# Additional techniques for building neural networks with TensorFlow

This notebook explores additional techniques to enhance neural networks' performance using TensorFlow.

In [1]:
import tensorflow as tf
from tensorflow.keras.models import Sequential
from tensorflow.keras.layers import Dense, Dropout, BatchNormalization, LayerNormalization, GaussianNoise
from tensorflow.keras.regularizers import l1, l2
from tensorflow.keras.initializers import GlorotUniform, HeUniform
from tensorflow.keras.optimizers import Adam
from tensorflow.keras.callbacks import ModelCheckpoint, EarlyStopping, LearningRateScheduler, ReduceLROnPlateau, TensorBoard
import numpy as np

## Regularization techniques
Regularization is a technique to prevent overfitting, which occurs when a model learns the training data too well and performs poorly on new, unseen data. By introducing a penalty on the complexity of the model, regularization encourages simpler models that generalize better to new data. Regularization adds a penalty to the loss function of a neural network. This penalty discourages the network from assigning too much importance to any single weight, which can help in generalizing the model to unseen data.

During training, the loss function of the model is modified to include the regularization penalty. The goal is to minimize both the error on the training data and the regularization penalty. This helps the model to not only fit the training data but also to maintain a simpler form that is less likely to overfit.

#### L1 and L2 regularization
- **L1 regularization** adds a penalty equal to the absolute value of the magnitude of coefficients.
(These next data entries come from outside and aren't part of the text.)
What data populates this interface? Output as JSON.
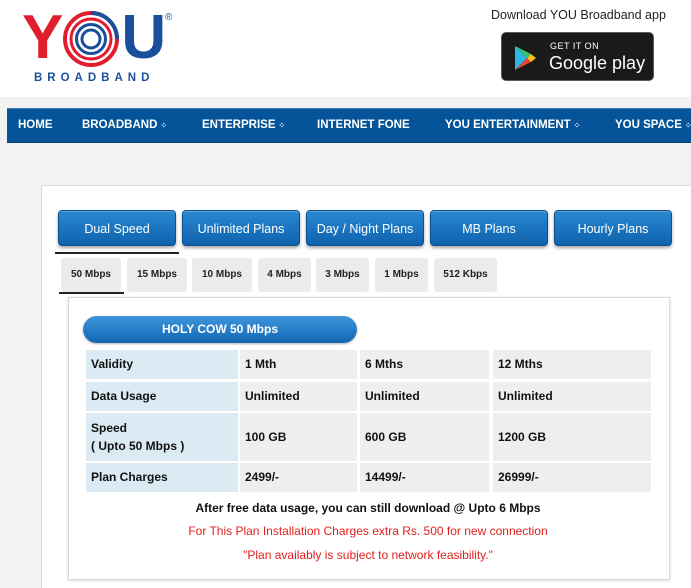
{
  "brand": {
    "logo_text": "YOU",
    "logo_subtitle": "BROADBAND",
    "registered_mark": "®"
  },
  "app_promo": {
    "text": "Download YOU Broadband app",
    "store_small": "GET IT ON",
    "store_big": "Google play"
  },
  "nav": {
    "items": [
      {
        "label": "HOME",
        "dropdown": false
      },
      {
        "label": "BROADBAND",
        "dropdown": true
      },
      {
        "label": "ENTERPRISE",
        "dropdown": true
      },
      {
        "label": "INTERNET FONE",
        "dropdown": false
      },
      {
        "label": "YOU ENTERTAINMENT",
        "dropdown": true
      },
      {
        "label": "YOU SPACE",
        "dropdown": true
      }
    ],
    "dropdown_glyph": "⁘"
  },
  "categories": {
    "items": [
      "Dual Speed",
      "Unlimited Plans",
      "Day / Night Plans",
      "MB Plans",
      "Hourly Plans"
    ],
    "selected": "Dual Speed"
  },
  "speed_tabs": {
    "items": [
      "50 Mbps",
      "15 Mbps",
      "10 Mbps",
      "4 Mbps",
      "3 Mbps",
      "1 Mbps",
      "512 Kbps"
    ],
    "selected": "50 Mbps"
  },
  "plan": {
    "title": "HOLY COW 50 Mbps",
    "table": {
      "rows": [
        {
          "label": "Validity",
          "values": [
            "1 Mth",
            "6 Mths",
            "12 Mths"
          ]
        },
        {
          "label": "Data Usage",
          "values": [
            "Unlimited",
            "Unlimited",
            "Unlimited"
          ]
        },
        {
          "label_line1": "Speed",
          "label_line2": "( Upto 50 Mbps )",
          "values": [
            "100 GB",
            "600 GB",
            "1200 GB"
          ]
        },
        {
          "label": "Plan Charges",
          "values": [
            "2499/-",
            "14499/-",
            "26999/-"
          ]
        }
      ]
    },
    "note_main": "After free data usage, you can still download @ Upto 6 Mbps",
    "note_install": "For This Plan Installation Charges extra Rs. 500 for new connection",
    "note_feasibility": "\"Plan availably is subject to network feasibility.\""
  },
  "colors": {
    "nav_bg": "#05549a",
    "accent_blue": "#1167b3",
    "logo_red": "#e01e2d",
    "logo_blue": "#1a4f9c",
    "label_cell": "#dbeaf3",
    "value_cell": "#eeeeee",
    "warning_text": "#e0201c"
  },
  "icons": [
    "you-logo-o-icon",
    "google-play-icon",
    "dropdown-dots-icon"
  ]
}
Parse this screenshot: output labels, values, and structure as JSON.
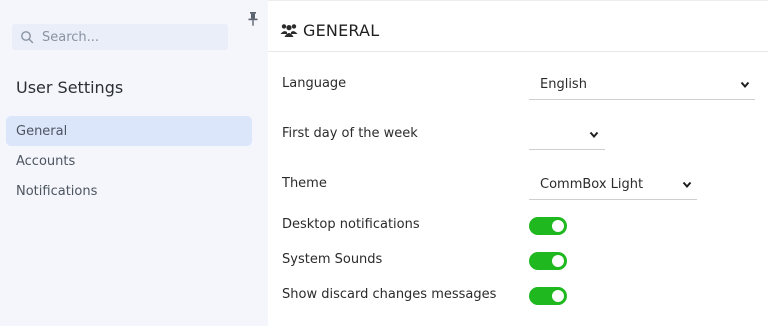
{
  "sidebar": {
    "search": {
      "placeholder": "Search..."
    },
    "title": "User Settings",
    "items": [
      {
        "label": "General",
        "active": true
      },
      {
        "label": "Accounts",
        "active": false
      },
      {
        "label": "Notifications",
        "active": false
      }
    ]
  },
  "main": {
    "header": {
      "icon": "users-icon",
      "title": "GENERAL"
    },
    "fields": {
      "language": {
        "label": "Language",
        "value": "English"
      },
      "first_day": {
        "label": "First day of the week",
        "value": ""
      },
      "theme": {
        "label": "Theme",
        "value": "CommBox Light"
      },
      "desktop_notifications": {
        "label": "Desktop notifications",
        "enabled": true
      },
      "system_sounds": {
        "label": "System Sounds",
        "enabled": true
      },
      "discard_messages": {
        "label": "Show discard changes messages",
        "enabled": true
      }
    }
  },
  "colors": {
    "toggle_on": "#1fb81f",
    "active_nav": "#dce6fb",
    "sidebar_bg": "#f4f6fb"
  }
}
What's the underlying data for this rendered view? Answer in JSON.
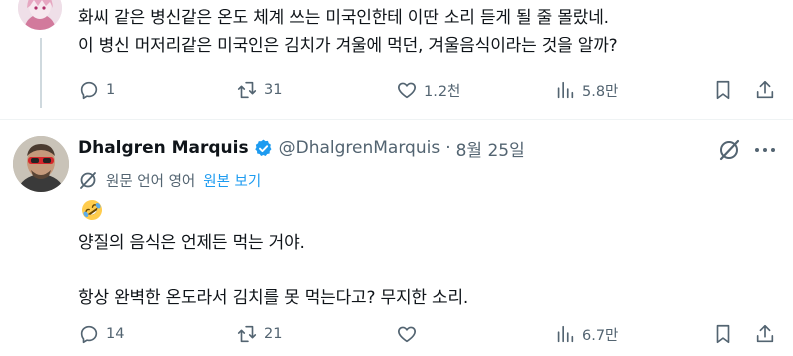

It can drive some weights to zero, effectively performing feature selection. This means L1 regularization can make the model sparse and reduce the complexity of the model. Mathematically: for a weight $w$, the penalty is proportional to $|w|$.
- **L2 regularization** adds a penalty equal to the square of the magnitude of coefficients. It tends to shrink the weights evenly without driving them to zero, which helps in stabilizing the model. Mathematically: for a weight $w$, the penalty is proportional to $w^2$.

In [2]:
# Generate dummy data
X_train = np.random.rand(100, 10)
y_train = np.random.rand(100, 1)

# Build a simple FFNN with L1 and L2 regularization

# Model with L1 regularization
model_l1 = Sequential()
model_l1.add(Dense(64, activation='relu', kernel_regularizer=l1(0.01), input_shape=(10,)))
model_l1.add(Dense(32, activation='relu', kernel_regularizer=l1(0.01)))
model_l1.add(Dense(1, activation='linear'))

model_l1.compile(optimizer=Adam(), loss='mean_squared_error')
print("Training model with L1 regularization:")
model_l1.fit(X_train, y_train, epochs=10, batch_size=32, validation_split=0.2)

# Model with L2 regularization
model_l2 = Sequential()
model_l2.add(Dense(64, activation='relu', kernel_regularizer=l2(0.01), input_shape=(10,)))
model_l2.add(Dense(32, activation='relu', kernel_regularizer=l2(0.01)))
model_l2.add(Dense(1, activation='linear'))

model_l2.compile(optimizer=Adam(), loss='mean_squared_error')
print("\nTraining model with L2 regularization:")
model_l2.fit(X_train, y_train, epochs=10, batch_size=32, validation_split=0.2)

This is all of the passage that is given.